В объятьях олигарха
Вокруг бункера, прямо на болотах, живописно раскинулись хижины туземцев, большей частью обыкновенные шалаши, сплетенные из еловых лап, и трудно было представить, как люди, пусть и обросшие звериной шерстью, перемогались в них долгой зимой. Время от времени Истопник делал слабые попытки очистить болота от незваных гостей, но проще было их всех утопить, чем прогнать. Несчастные существа, лишенные всякого понятия о смысле своего существования, тянулись к нему из последних сил, ища то ли защиты, то ли легкой смерти. Среди них были молодые и старые, мужчины и женщины, а то, бывало, и заполошный ребенок начинал вдруг верещать, точно лягушка из трясины. Смирившись с неизбежным, Истопник поставил над стихийным поселением старосту из своего окружения, Леху Смурного, бывшего профессора–социолога из Центра Карнеги, для которого на берегу подняли сруб из нетесаных бревен. Главной и единственной его задачей было следить за тем, чтобы доведенные до отчаяния болотные жители не переколотили друг дружку. Ссоры и драки вспыхивали между ними постоянно, но азарта на настоящую бойню у них не хватало. С прокормом люди–звери справлялись сами: охотились в окрестных лесах со старинными дробовиками, ставили проволочные силки на мелкую живность, ловили в болоте змей и синюшных тритонов.

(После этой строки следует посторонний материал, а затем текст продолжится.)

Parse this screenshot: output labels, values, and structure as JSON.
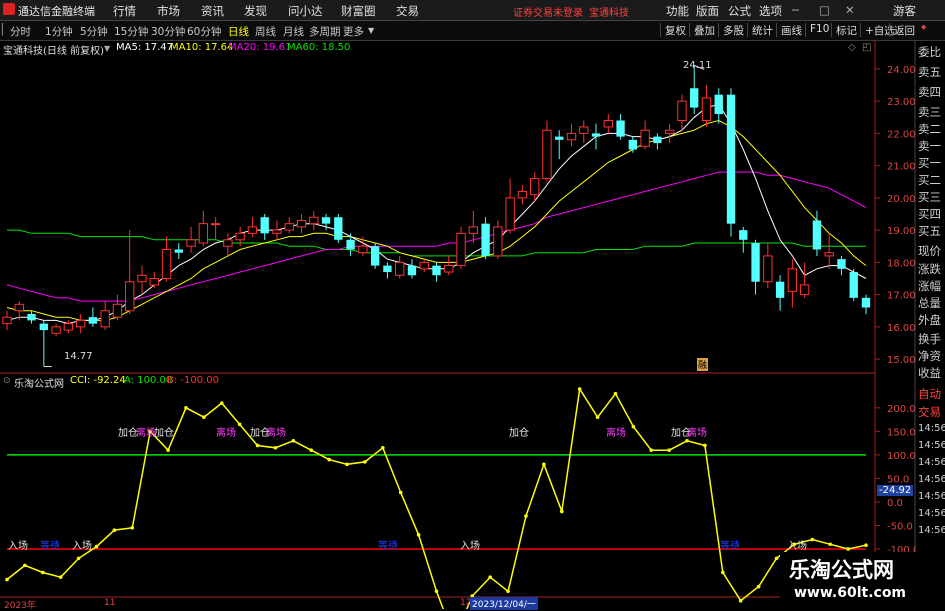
{
  "app": {
    "title": "通达信金融终端"
  },
  "menu": {
    "items": [
      "行情",
      "市场",
      "资讯",
      "发现",
      "问小达",
      "财富圈",
      "交易"
    ],
    "warning": "证券交易未登录",
    "broker": "宝通科技",
    "right_items": [
      "功能",
      "版面",
      "公式",
      "选项"
    ],
    "guest": "游客"
  },
  "toolbar": {
    "periods": [
      "分时",
      "1分钟",
      "5分钟",
      "15分钟",
      "30分钟",
      "60分钟",
      "日线",
      "周线",
      "月线",
      "多周期",
      "更多"
    ],
    "active": "日线",
    "right_buttons": [
      "复权",
      "叠加",
      "多股",
      "统计",
      "画线",
      "F10",
      "标记",
      "+自选",
      "返回"
    ]
  },
  "stock": {
    "name": "宝通科技(日线 前复权)",
    "ma5": "MA5: 17.47",
    "ma10": "MA10: 17.64",
    "ma20": "MA20: 19.61",
    "ma60": "MA60: 18.50",
    "high_label": "24.11",
    "low_label": "14.77",
    "badge": "融"
  },
  "indicator": {
    "title": "乐淘公式网",
    "cci": "CCI: -92.24",
    "a": "A: 100.00",
    "b": "B: -100.00",
    "current_value": "-24.92"
  },
  "signals": {
    "ruchang": "入场",
    "jiacang": "加仓",
    "lichang": "离场",
    "dengdai": "等待"
  },
  "x_axis": {
    "labels": [
      "2023年",
      "11",
      "12",
      "2023/12/04/一"
    ]
  },
  "side_panel": {
    "items": [
      "委比",
      "卖五",
      "卖四",
      "卖三",
      "卖二",
      "卖一",
      "买一",
      "买二",
      "买三",
      "买四",
      "买五",
      "现价",
      "涨跌",
      "涨幅",
      "总量",
      "外盘",
      "换手",
      "净资",
      "收益",
      "自动",
      "交易"
    ]
  },
  "right_scale": {
    "items": [
      "14:56",
      "14:56",
      "14:56",
      "14:56",
      "14:56",
      "14:56",
      "14:56"
    ]
  },
  "watermark": {
    "brand": "乐淘公式网",
    "url": "www.60lt.com"
  },
  "colors": {
    "up": "#ff3232",
    "down": "#54ffff",
    "ma5": "#ffffff",
    "ma10": "#ffff00",
    "ma20": "#ff00ff",
    "ma60": "#00e600",
    "cci": "#ffff00",
    "line_a": "#00e600",
    "line_b": "#ff0000"
  },
  "chart_data": [
    {
      "type": "candlestick",
      "title": "宝通科技(日线 前复权)",
      "ylim": [
        14.6,
        24.4
      ],
      "y_ticks": [
        15,
        16,
        17,
        18,
        19,
        20,
        21,
        22,
        23,
        24
      ],
      "y_tick_labels": [
        "15.00",
        "16.00",
        "17.00",
        "18.00",
        "19.00",
        "20.00",
        "21.00",
        "22.00",
        "23.00",
        "24.00"
      ],
      "candles": [
        {
          "o": 16.1,
          "c": 16.3,
          "h": 16.5,
          "l": 15.9
        },
        {
          "o": 16.5,
          "c": 16.7,
          "h": 16.8,
          "l": 16.2
        },
        {
          "o": 16.4,
          "c": 16.2,
          "h": 16.5,
          "l": 16.1
        },
        {
          "o": 16.1,
          "c": 15.9,
          "h": 16.2,
          "l": 14.77
        },
        {
          "o": 15.8,
          "c": 16.0,
          "h": 16.1,
          "l": 15.7
        },
        {
          "o": 15.9,
          "c": 16.1,
          "h": 16.2,
          "l": 15.8
        },
        {
          "o": 16.0,
          "c": 16.2,
          "h": 16.4,
          "l": 15.8
        },
        {
          "o": 16.3,
          "c": 16.1,
          "h": 16.6,
          "l": 16.0
        },
        {
          "o": 16.0,
          "c": 16.5,
          "h": 16.8,
          "l": 15.9
        },
        {
          "o": 16.3,
          "c": 16.7,
          "h": 17.0,
          "l": 16.2
        },
        {
          "o": 16.5,
          "c": 17.4,
          "h": 19.0,
          "l": 16.4
        },
        {
          "o": 17.4,
          "c": 17.6,
          "h": 17.9,
          "l": 17.0
        },
        {
          "o": 17.3,
          "c": 17.5,
          "h": 17.7,
          "l": 17.2
        },
        {
          "o": 17.5,
          "c": 18.4,
          "h": 18.8,
          "l": 17.4
        },
        {
          "o": 18.4,
          "c": 18.3,
          "h": 18.6,
          "l": 18.1
        },
        {
          "o": 18.5,
          "c": 18.7,
          "h": 19.1,
          "l": 18.3
        },
        {
          "o": 18.6,
          "c": 19.2,
          "h": 19.6,
          "l": 18.5
        },
        {
          "o": 19.2,
          "c": 19.2,
          "h": 19.4,
          "l": 18.7
        },
        {
          "o": 18.5,
          "c": 18.7,
          "h": 18.9,
          "l": 18.2
        },
        {
          "o": 18.7,
          "c": 18.9,
          "h": 19.1,
          "l": 18.5
        },
        {
          "o": 18.9,
          "c": 19.1,
          "h": 19.4,
          "l": 18.8
        },
        {
          "o": 19.4,
          "c": 18.9,
          "h": 19.5,
          "l": 18.7
        },
        {
          "o": 18.9,
          "c": 19.0,
          "h": 19.3,
          "l": 18.7
        },
        {
          "o": 19.0,
          "c": 19.2,
          "h": 19.4,
          "l": 18.9
        },
        {
          "o": 19.1,
          "c": 19.3,
          "h": 19.5,
          "l": 18.9
        },
        {
          "o": 19.2,
          "c": 19.4,
          "h": 19.6,
          "l": 19.0
        },
        {
          "o": 19.4,
          "c": 19.2,
          "h": 19.5,
          "l": 19.0
        },
        {
          "o": 19.4,
          "c": 18.7,
          "h": 19.5,
          "l": 18.6
        },
        {
          "o": 18.7,
          "c": 18.4,
          "h": 18.9,
          "l": 18.2
        },
        {
          "o": 18.3,
          "c": 18.5,
          "h": 18.8,
          "l": 18.2
        },
        {
          "o": 18.5,
          "c": 17.9,
          "h": 18.6,
          "l": 17.8
        },
        {
          "o": 17.9,
          "c": 17.7,
          "h": 18.0,
          "l": 17.5
        },
        {
          "o": 17.6,
          "c": 18.0,
          "h": 18.2,
          "l": 17.5
        },
        {
          "o": 17.9,
          "c": 17.6,
          "h": 18.1,
          "l": 17.5
        },
        {
          "o": 17.8,
          "c": 18.0,
          "h": 18.1,
          "l": 17.7
        },
        {
          "o": 17.9,
          "c": 17.6,
          "h": 18.0,
          "l": 17.4
        },
        {
          "o": 17.7,
          "c": 17.9,
          "h": 18.2,
          "l": 17.6
        },
        {
          "o": 17.9,
          "c": 18.9,
          "h": 19.1,
          "l": 17.8
        },
        {
          "o": 18.9,
          "c": 19.1,
          "h": 19.6,
          "l": 18.6
        },
        {
          "o": 19.2,
          "c": 18.2,
          "h": 19.4,
          "l": 18.1
        },
        {
          "o": 18.2,
          "c": 19.1,
          "h": 19.3,
          "l": 18.1
        },
        {
          "o": 19.0,
          "c": 20.0,
          "h": 20.6,
          "l": 18.9
        },
        {
          "o": 20.0,
          "c": 20.2,
          "h": 20.4,
          "l": 19.8
        },
        {
          "o": 20.1,
          "c": 20.6,
          "h": 20.8,
          "l": 19.9
        },
        {
          "o": 20.6,
          "c": 22.1,
          "h": 22.4,
          "l": 20.5
        },
        {
          "o": 21.9,
          "c": 21.8,
          "h": 22.1,
          "l": 21.2
        },
        {
          "o": 21.8,
          "c": 22.0,
          "h": 22.3,
          "l": 21.6
        },
        {
          "o": 22.0,
          "c": 22.2,
          "h": 22.4,
          "l": 21.7
        },
        {
          "o": 22.0,
          "c": 21.9,
          "h": 22.3,
          "l": 21.5
        },
        {
          "o": 22.2,
          "c": 22.4,
          "h": 22.6,
          "l": 22.0
        },
        {
          "o": 22.4,
          "c": 21.9,
          "h": 22.6,
          "l": 21.8
        },
        {
          "o": 21.8,
          "c": 21.5,
          "h": 21.9,
          "l": 21.4
        },
        {
          "o": 21.6,
          "c": 22.1,
          "h": 22.4,
          "l": 21.5
        },
        {
          "o": 21.9,
          "c": 21.7,
          "h": 22.0,
          "l": 21.5
        },
        {
          "o": 22.0,
          "c": 22.1,
          "h": 22.3,
          "l": 21.7
        },
        {
          "o": 22.4,
          "c": 23.0,
          "h": 23.2,
          "l": 22.1
        },
        {
          "o": 23.4,
          "c": 22.8,
          "h": 24.11,
          "l": 22.6
        },
        {
          "o": 22.4,
          "c": 23.1,
          "h": 23.5,
          "l": 22.2
        },
        {
          "o": 23.2,
          "c": 22.6,
          "h": 23.4,
          "l": 22.3
        },
        {
          "o": 23.2,
          "c": 19.2,
          "h": 23.4,
          "l": 18.8
        },
        {
          "o": 19.0,
          "c": 18.7,
          "h": 19.1,
          "l": 18.3
        },
        {
          "o": 18.6,
          "c": 17.4,
          "h": 18.7,
          "l": 17.0
        },
        {
          "o": 17.4,
          "c": 18.2,
          "h": 18.6,
          "l": 17.2
        },
        {
          "o": 17.4,
          "c": 16.9,
          "h": 17.6,
          "l": 16.5
        },
        {
          "o": 17.1,
          "c": 17.8,
          "h": 18.1,
          "l": 16.6
        },
        {
          "o": 17.0,
          "c": 17.3,
          "h": 18.0,
          "l": 16.9
        },
        {
          "o": 19.3,
          "c": 18.4,
          "h": 19.6,
          "l": 18.2
        },
        {
          "o": 18.2,
          "c": 18.3,
          "h": 18.9,
          "l": 17.8
        },
        {
          "o": 18.1,
          "c": 17.8,
          "h": 18.2,
          "l": 17.6
        },
        {
          "o": 17.7,
          "c": 16.9,
          "h": 17.8,
          "l": 16.8
        },
        {
          "o": 16.9,
          "c": 16.6,
          "h": 17.0,
          "l": 16.4
        }
      ],
      "ma5": [
        16.2,
        16.3,
        16.3,
        16.2,
        16.2,
        16.1,
        16.2,
        16.2,
        16.3,
        16.5,
        16.8,
        17.0,
        17.3,
        17.6,
        17.9,
        18.1,
        18.4,
        18.6,
        18.7,
        18.9,
        19.0,
        19.0,
        19.0,
        19.1,
        19.2,
        19.2,
        19.1,
        19.0,
        18.8,
        18.6,
        18.4,
        18.1,
        18.0,
        17.9,
        17.8,
        17.8,
        17.8,
        18.0,
        18.3,
        18.5,
        18.7,
        19.1,
        19.5,
        19.9,
        20.4,
        20.9,
        21.3,
        21.6,
        21.9,
        22.0,
        22.0,
        21.9,
        21.9,
        21.8,
        21.9,
        22.1,
        22.5,
        22.8,
        22.9,
        22.3,
        21.5,
        20.6,
        19.6,
        18.7,
        18.2,
        17.6,
        17.8,
        17.9,
        17.9,
        17.7,
        17.5
      ],
      "ma10": [
        16.6,
        16.5,
        16.5,
        16.4,
        16.3,
        16.3,
        16.2,
        16.2,
        16.2,
        16.3,
        16.5,
        16.7,
        16.9,
        17.1,
        17.3,
        17.5,
        17.8,
        18.0,
        18.2,
        18.4,
        18.5,
        18.6,
        18.7,
        18.8,
        18.8,
        18.9,
        18.9,
        18.8,
        18.8,
        18.7,
        18.6,
        18.5,
        18.3,
        18.2,
        18.1,
        18.0,
        18.0,
        18.0,
        18.1,
        18.2,
        18.3,
        18.5,
        18.8,
        19.1,
        19.5,
        19.9,
        20.2,
        20.5,
        20.8,
        21.1,
        21.3,
        21.5,
        21.7,
        21.8,
        21.9,
        22.0,
        22.1,
        22.3,
        22.4,
        22.2,
        21.9,
        21.5,
        21.1,
        20.7,
        20.2,
        19.7,
        19.3,
        18.9,
        18.6,
        18.2,
        17.9
      ],
      "ma20": [
        17.3,
        17.2,
        17.1,
        17.0,
        16.9,
        16.9,
        16.8,
        16.8,
        16.8,
        16.8,
        16.8,
        16.9,
        17.0,
        17.1,
        17.2,
        17.3,
        17.4,
        17.5,
        17.6,
        17.7,
        17.8,
        17.9,
        18.0,
        18.1,
        18.2,
        18.3,
        18.4,
        18.4,
        18.5,
        18.5,
        18.5,
        18.5,
        18.5,
        18.5,
        18.5,
        18.5,
        18.6,
        18.6,
        18.7,
        18.8,
        18.9,
        19.0,
        19.1,
        19.2,
        19.4,
        19.5,
        19.6,
        19.7,
        19.8,
        19.9,
        20.0,
        20.1,
        20.2,
        20.3,
        20.4,
        20.5,
        20.6,
        20.7,
        20.8,
        20.8,
        20.8,
        20.8,
        20.7,
        20.7,
        20.6,
        20.5,
        20.4,
        20.3,
        20.1,
        19.9,
        19.7
      ],
      "ma60": [
        19.0,
        19.0,
        18.9,
        18.9,
        18.9,
        18.9,
        18.8,
        18.8,
        18.8,
        18.8,
        18.8,
        18.8,
        18.7,
        18.7,
        18.7,
        18.7,
        18.7,
        18.7,
        18.6,
        18.6,
        18.6,
        18.6,
        18.6,
        18.5,
        18.5,
        18.5,
        18.4,
        18.4,
        18.4,
        18.3,
        18.3,
        18.3,
        18.3,
        18.2,
        18.2,
        18.2,
        18.2,
        18.2,
        18.2,
        18.2,
        18.2,
        18.2,
        18.2,
        18.3,
        18.3,
        18.3,
        18.3,
        18.3,
        18.4,
        18.4,
        18.4,
        18.4,
        18.5,
        18.5,
        18.5,
        18.5,
        18.6,
        18.6,
        18.6,
        18.6,
        18.6,
        18.6,
        18.6,
        18.6,
        18.6,
        18.5,
        18.5,
        18.5,
        18.5,
        18.5,
        18.5
      ]
    },
    {
      "type": "line",
      "title": "CCI",
      "ylim": [
        -200,
        240
      ],
      "y_ticks": [
        200,
        150,
        100,
        50,
        0,
        -50,
        -100,
        -150
      ],
      "series": [
        {
          "name": "CCI",
          "values": [
            -165,
            -135,
            -150,
            -160,
            -120,
            -95,
            -60,
            -55,
            150,
            110,
            200,
            180,
            210,
            165,
            120,
            115,
            130,
            110,
            90,
            80,
            85,
            115,
            20,
            -70,
            -190,
            -290,
            -200,
            -160,
            -190,
            -30,
            80,
            -20,
            240,
            180,
            230,
            160,
            110,
            110,
            130,
            120,
            -150,
            -210,
            -180,
            -120,
            -90,
            -80,
            -90,
            -100,
            -92
          ]
        }
      ],
      "lines": {
        "A": 100,
        "B": -100
      }
    }
  ]
}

Еще не пришедший в себя от потрясений ночи, Митя Климов сидел в одном из отсеков бункера, оборудованном под лабораторию, с компьютером и телевизором, и с аппетитом уплетал из деревянной миски брюквенный суп, который принес Цюба Малохольный.
— Покушаешь, отдохни маленько, — посоветовал Цюба. — Димыч попозже к тебе заглянет.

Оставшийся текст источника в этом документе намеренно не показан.